Retour sur la fameuse expérience menée par le professeur Philip Zimbardo, au début des années soixante-dix à l'université de Stanford (Californie), que j'ai longuement présentée et analysée dans Un si fragile vernis d'humanité. En substance : vingt-quatre étudiants furent choisis pour participer à une expérience sur les modifications du comportement en milieu carcéral et répartis, au sort, pour jouer les uns le rôle de gardien, les autres le rôle de détenu dans une prison factice. L'expérience, conduite avec un parfait réalisme, devait durer trois semaines. Les ravages sur les participants, soit qu'ils se soient pris au jeu avec un sérieux parfois sadique, soit qu'ils aient été psychiquement brisés par la brutalité dont ils étaient victimes, furent tels que l'expérience fut arrêtée au bout de ... six jours !
Philip Zimbardo a publié récemment un livre dans lequel il revient longuement sur cette expérience, qu'il met en rapport avec les événements qui se sont déroulés dans la funeste prison d'Abou Ghraib en Irak, et qui permet de mieux comprendre comment, dans certaines situations, des individus "ordinaires" peuvent se transformer en agents dociles d'une institution qui humilie, aliène et brise la personnalité de ceux sur lesquels elle dispose d'un pouvoir total (The Lucifer Effect, How Good People Turn Evil, Rider, 2008.
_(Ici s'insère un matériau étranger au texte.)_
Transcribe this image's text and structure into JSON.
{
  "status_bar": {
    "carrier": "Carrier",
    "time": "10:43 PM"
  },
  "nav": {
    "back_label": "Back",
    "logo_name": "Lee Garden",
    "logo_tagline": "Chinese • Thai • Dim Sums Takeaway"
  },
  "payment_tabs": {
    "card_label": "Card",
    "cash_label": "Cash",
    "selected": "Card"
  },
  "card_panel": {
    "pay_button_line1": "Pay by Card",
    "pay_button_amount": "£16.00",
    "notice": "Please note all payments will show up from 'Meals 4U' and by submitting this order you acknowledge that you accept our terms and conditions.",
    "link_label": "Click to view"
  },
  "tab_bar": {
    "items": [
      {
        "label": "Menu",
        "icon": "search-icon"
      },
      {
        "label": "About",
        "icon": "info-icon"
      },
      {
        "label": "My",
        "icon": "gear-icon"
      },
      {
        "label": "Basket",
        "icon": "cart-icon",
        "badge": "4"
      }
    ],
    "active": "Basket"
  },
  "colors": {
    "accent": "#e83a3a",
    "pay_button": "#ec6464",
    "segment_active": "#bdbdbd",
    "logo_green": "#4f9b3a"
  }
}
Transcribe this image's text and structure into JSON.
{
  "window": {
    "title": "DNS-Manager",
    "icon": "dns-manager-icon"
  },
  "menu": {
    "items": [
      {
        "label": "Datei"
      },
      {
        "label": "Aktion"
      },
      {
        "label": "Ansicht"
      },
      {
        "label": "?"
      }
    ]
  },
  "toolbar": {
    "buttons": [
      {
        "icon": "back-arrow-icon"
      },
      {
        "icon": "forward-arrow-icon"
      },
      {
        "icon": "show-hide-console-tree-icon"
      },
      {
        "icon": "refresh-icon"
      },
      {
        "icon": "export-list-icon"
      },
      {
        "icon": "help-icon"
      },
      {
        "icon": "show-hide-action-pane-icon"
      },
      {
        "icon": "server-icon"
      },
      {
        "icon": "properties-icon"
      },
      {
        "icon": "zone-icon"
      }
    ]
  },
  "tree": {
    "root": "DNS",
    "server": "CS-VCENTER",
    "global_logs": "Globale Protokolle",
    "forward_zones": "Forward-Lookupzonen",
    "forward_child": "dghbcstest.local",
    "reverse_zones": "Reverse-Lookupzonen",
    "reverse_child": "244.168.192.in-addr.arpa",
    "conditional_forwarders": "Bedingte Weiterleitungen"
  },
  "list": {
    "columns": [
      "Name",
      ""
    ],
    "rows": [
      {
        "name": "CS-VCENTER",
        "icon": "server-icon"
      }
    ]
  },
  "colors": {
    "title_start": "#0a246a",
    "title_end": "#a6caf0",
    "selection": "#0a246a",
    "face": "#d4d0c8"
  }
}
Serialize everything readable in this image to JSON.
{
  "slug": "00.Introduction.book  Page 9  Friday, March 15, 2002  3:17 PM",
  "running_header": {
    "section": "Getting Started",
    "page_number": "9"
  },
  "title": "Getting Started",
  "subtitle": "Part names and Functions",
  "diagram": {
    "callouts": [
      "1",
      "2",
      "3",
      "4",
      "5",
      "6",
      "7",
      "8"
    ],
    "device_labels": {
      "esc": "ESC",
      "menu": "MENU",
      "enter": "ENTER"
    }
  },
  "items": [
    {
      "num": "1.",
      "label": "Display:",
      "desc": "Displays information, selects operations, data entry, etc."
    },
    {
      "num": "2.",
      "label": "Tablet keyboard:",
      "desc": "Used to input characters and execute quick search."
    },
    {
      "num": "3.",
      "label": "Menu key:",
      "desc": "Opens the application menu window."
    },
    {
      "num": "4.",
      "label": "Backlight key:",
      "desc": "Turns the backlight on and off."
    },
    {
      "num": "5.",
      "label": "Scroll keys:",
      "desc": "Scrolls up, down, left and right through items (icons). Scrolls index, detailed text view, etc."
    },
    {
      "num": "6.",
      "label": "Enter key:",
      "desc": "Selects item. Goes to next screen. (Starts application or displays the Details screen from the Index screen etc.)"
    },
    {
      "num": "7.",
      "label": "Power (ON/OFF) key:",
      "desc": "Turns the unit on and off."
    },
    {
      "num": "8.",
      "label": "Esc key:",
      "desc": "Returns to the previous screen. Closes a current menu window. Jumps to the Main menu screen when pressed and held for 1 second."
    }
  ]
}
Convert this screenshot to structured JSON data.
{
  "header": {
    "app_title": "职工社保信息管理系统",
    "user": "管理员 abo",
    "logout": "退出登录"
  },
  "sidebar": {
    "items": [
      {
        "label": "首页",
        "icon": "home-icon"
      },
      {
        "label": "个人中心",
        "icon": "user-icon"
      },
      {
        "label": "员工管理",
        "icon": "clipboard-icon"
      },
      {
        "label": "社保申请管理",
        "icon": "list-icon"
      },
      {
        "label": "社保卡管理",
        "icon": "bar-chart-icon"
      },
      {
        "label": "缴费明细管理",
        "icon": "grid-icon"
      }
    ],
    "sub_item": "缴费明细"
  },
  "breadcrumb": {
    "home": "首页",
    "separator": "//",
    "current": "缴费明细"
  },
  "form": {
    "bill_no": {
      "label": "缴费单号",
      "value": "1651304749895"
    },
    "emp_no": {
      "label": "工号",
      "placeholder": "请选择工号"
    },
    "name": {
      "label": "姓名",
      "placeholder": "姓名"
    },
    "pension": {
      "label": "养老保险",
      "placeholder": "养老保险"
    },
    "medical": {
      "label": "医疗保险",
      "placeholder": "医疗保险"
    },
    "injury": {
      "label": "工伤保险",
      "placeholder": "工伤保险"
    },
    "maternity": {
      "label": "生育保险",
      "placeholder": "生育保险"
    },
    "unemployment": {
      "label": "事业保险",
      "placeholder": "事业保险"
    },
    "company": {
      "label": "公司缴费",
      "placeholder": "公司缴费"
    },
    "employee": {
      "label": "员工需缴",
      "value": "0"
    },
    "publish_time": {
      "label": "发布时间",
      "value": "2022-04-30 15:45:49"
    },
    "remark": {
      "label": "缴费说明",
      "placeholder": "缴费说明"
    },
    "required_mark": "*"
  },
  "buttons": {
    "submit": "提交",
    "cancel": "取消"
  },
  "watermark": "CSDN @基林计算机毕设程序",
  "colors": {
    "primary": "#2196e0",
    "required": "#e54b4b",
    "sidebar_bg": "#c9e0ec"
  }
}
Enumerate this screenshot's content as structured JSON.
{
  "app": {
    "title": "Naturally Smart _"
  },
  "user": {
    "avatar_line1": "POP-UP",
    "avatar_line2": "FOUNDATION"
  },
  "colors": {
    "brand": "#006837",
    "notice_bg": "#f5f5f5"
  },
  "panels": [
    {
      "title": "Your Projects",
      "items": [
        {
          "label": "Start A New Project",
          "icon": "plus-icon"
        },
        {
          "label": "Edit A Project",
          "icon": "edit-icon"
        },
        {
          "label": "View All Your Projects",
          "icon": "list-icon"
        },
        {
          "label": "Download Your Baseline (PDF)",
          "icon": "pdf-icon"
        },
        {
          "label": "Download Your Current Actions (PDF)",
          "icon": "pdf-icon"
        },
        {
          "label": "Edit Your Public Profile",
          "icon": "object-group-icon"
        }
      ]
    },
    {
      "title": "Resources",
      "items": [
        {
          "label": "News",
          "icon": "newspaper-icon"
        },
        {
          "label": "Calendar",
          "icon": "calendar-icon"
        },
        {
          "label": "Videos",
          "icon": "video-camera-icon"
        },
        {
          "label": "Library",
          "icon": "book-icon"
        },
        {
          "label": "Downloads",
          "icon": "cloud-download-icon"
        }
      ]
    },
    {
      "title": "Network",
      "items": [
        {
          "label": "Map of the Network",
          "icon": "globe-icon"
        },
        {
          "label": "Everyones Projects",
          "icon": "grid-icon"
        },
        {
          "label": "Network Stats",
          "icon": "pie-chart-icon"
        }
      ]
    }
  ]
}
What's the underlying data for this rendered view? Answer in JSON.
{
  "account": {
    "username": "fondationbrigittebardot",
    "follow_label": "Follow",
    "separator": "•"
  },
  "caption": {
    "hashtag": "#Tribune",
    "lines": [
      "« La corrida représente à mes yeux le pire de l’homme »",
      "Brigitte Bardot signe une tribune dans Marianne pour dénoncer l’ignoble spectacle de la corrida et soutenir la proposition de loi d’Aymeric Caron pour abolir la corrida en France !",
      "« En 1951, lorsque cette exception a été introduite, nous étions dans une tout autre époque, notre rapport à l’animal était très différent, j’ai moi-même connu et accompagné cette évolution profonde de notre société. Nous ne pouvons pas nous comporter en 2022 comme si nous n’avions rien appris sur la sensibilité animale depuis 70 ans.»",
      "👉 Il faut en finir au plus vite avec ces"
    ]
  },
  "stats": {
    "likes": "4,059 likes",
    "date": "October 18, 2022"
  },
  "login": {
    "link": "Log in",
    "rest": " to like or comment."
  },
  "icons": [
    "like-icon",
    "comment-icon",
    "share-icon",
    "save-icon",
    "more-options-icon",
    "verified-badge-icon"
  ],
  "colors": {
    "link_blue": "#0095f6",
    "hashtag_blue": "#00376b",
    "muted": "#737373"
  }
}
Il est regrettable que cette expérience cruciale soit à peu près inconnue en France, sauf des spécialistes en psychologie sociale. Elle devrait pourtant faire l'objet d'un enseignement aussi bien au lycée qu'à l'université.
1 commentaire:
Cette "expérience" fait partie de ce que je vais faire étudier à mes élèves cette année... Le tout à partir de votre ouvrage "Un si fragile vernis d'humanité".
Qu'il s'agisse de Stanford ou de The Wave aux USA, cette expérience - comme l'analyse que vous en faites d'ailleurs - mais vraiment l'accent sur le flou de la frontière. Du "je ne serai jamais capable de..." au "Et pourtant, je l'ai fait".